Thursday Roundup: England Switches Parties
Thu, 09/20/2007 - 8:28am
You may have heard — since the news is everywhere — but State Representative Kirk England, a Republican from District 106 in Grand Prairie, has decided to join the Democratic Party.
Gromer Jeffers has it that plenty of Party People will be lined up with England at his presser today, and if you want some research on What It All Means, the Lone Star Project has plenty for you.
So Fred Hill is retiring, Delisi is retiring, and now Kirk England is switching parties. This is not the kind of trouble I would have necessarily expected the Texas GOP to have, but it is the trouble in their road regardless. True, England's district is not the kind of Republican district that will expel him like some foreign body for switching parties, but this is a big deal.
This is also a big deal, and unexpected: it isn't often that someone investigates the State Department for corruption. But in a world with the Iraq War and massive reconstruction projects with no oversight, things can go awry, and they have. The investigation centers around fraud and waste investigations and whether the State Department inspector general has been on the obstruction train.

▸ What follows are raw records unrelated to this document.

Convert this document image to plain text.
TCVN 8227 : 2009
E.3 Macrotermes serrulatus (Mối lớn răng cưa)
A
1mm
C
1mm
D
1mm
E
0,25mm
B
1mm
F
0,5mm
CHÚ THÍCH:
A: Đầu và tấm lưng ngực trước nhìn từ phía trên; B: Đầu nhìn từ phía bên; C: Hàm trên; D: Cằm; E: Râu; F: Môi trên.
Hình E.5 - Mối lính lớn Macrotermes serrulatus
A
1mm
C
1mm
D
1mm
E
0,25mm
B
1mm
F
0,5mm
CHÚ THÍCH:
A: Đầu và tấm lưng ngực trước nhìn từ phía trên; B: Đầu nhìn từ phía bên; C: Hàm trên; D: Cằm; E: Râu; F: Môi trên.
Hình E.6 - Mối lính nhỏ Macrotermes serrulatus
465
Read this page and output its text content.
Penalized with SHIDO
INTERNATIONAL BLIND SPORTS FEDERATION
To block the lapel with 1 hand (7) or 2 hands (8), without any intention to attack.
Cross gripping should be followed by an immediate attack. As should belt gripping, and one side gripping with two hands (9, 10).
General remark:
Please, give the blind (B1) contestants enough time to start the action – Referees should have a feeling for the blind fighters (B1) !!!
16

In some other national news, a member of Bush's cabinet is bailing out to run for the Senate. Ag Secretary Mike Johanns will resign and is likely to run for Chuck Hagel's Nebraska Senate seat. I bet the confirmation hearing won't be terribly contentious. I wonder how Nebraska will react to the demonstrable change between a maverick to a guy from Bush's cabinet.
Also in the Senate, Jim Webb's idea for minimum rest rotations for combat troops was steaming along until John Warner, for some reason, went negative on the idea. As both Senators are from Virginia, it could lead to some uncomfortable state events, I guess. The race to 60 votes is either a short ride in a fast machine, or a seemingly interminable crawl that never gets to fruition.
In case you're starved for news on the border fence, you'll like today's last item: the pilot section of the touted "virtual" fence at the border, which was supposed to be up and running three months ago, still isn't working. Chertoff was on damage control and he swears DHS won't pay them anymore until the pilot section is fully functional, and that's good, since a majority of the $20,000,000 contract has been paid out to Boeing, the contractor on the project.